The EC City Parcel Data was basically the PLSS map from above. However, I added the parcel_area, Centerlines, and Water feature classes.

The map for Zoning was next. I added the zoning_cla and centerlines data and created a unique values color scheme in order to differentiate the various zone types. In addition, I simplified the label categories so the reader could understand them.

 I also created a Voting Districts map where the data from the voting districts class was added. In addition, I labeled the districts with their associated voting number. To view the voting district numbers more clearly I added a while halo, which was found under the properties, then symbology tab.

Results: I found making these maps very helpful in determining the basic information regarding the Confluence Project. If I was not familiar with Eau Claire, these maps would give a great picture of the location of the Confluence Project as well as the rough size of the population, density of people near the project and throughout town, layout of the city, zoning, and the variety of parcel sizes within Eau Claire.

Sources

Bis-net.net. (2014). Eau claire, wi - online property assessment database - search. [online] Retrieved from: http://www.bis-net.net/cityofeauclaire/search.cfm [Accessed: 18 Feb 2014].

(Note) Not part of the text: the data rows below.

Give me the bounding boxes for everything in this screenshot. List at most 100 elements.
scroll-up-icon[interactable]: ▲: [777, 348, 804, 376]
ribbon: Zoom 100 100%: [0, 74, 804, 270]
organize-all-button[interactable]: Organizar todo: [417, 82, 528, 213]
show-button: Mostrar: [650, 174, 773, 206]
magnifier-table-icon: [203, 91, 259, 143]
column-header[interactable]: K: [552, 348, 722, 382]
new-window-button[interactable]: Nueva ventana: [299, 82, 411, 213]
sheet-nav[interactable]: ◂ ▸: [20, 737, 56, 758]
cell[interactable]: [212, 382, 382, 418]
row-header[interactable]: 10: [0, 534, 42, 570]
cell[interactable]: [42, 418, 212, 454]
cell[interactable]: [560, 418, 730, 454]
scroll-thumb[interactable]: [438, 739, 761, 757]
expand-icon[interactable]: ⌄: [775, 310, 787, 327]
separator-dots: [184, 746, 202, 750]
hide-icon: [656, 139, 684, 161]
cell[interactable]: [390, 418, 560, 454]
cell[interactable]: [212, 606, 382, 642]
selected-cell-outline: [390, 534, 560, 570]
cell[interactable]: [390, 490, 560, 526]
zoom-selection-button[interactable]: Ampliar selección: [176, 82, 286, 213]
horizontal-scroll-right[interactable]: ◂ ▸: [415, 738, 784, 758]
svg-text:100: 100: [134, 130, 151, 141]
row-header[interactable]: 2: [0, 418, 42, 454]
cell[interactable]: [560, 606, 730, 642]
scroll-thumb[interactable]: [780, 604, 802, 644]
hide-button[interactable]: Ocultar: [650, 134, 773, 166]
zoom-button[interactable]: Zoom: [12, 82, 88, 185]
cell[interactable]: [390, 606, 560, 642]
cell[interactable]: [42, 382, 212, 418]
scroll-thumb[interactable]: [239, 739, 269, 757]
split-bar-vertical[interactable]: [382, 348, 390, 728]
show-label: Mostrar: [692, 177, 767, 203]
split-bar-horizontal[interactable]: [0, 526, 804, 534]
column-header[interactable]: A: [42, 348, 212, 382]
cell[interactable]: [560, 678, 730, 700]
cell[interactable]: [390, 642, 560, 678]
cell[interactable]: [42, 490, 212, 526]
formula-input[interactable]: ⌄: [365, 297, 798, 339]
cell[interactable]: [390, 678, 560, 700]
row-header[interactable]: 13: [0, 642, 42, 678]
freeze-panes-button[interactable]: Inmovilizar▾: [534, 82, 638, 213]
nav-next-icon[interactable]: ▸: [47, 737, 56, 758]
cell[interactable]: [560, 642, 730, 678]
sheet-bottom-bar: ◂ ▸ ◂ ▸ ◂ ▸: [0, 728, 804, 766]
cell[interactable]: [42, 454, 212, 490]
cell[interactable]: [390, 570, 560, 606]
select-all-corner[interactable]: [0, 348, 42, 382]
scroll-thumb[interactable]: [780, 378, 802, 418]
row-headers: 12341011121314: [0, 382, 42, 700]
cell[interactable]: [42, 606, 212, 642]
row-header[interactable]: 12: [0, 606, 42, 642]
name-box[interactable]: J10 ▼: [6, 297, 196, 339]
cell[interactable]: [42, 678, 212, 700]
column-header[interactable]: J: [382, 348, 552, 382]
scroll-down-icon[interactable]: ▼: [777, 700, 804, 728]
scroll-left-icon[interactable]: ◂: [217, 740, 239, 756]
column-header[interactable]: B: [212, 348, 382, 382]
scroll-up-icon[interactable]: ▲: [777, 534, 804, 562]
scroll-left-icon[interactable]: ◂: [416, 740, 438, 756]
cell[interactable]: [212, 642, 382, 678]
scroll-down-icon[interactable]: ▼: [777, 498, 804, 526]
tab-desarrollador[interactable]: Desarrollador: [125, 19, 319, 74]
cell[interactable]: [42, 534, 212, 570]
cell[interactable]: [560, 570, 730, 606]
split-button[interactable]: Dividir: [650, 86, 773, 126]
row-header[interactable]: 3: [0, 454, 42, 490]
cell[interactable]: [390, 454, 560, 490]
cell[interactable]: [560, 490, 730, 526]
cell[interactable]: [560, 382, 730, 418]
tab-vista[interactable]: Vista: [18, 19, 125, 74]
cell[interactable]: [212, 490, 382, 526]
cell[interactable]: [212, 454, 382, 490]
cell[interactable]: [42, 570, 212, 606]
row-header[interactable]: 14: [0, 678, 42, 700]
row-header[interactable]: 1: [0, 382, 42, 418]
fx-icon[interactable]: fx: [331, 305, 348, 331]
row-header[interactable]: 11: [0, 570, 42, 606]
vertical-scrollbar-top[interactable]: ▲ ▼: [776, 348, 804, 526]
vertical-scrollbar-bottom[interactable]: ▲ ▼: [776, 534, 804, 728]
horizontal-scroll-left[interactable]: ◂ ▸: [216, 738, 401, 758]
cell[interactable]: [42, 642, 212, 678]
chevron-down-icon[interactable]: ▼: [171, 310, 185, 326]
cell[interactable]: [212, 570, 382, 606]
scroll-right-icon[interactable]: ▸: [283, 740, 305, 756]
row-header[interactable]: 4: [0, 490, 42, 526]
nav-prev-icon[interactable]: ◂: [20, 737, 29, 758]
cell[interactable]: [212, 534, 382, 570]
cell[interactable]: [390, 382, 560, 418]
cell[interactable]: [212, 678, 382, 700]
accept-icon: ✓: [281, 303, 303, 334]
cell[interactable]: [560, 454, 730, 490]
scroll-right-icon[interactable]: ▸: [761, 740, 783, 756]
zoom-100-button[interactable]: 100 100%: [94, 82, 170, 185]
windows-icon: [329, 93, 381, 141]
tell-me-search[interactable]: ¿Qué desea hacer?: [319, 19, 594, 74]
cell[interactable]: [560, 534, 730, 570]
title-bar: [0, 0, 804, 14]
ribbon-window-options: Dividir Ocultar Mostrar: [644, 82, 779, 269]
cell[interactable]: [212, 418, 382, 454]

Hemstead, B. (2014). Plss - legal descriptions | plss. [online] Retrieved from: http://www.sco.wisc.edu/plss/legal-descriptions.html [Accessed: 18 Feb 2014].

Impressions, F. (2014). Eau claire confluence project | community involvment collaboration. [online] Retrieved from: http://www.eauclairearts.com/confluence/ [Accessed: 18 Feb 2014].

Legal Description and Permitted Encumbrances. (2014). [e-book] pp. B-1, B-2. Available through: Christina Hupy, Geog 335, UWEC [Accessed: 18 Feb 2014].

Lippelt, I. (2002). Understanding wisconsin township, range, and section land descriptions. [e-book] Madison, WI: pp. 1-4. Available through: Wisconsin Geological and Natural History Survey [Accessed: 18 Feb 2014].

ZONING DISTRICTS AND MAPS. (2011). [e-book] Eau Claire: p. 510. Available through: Christina Hupy, Geog 335, UWEC [Accessed: 18 Feb 2014].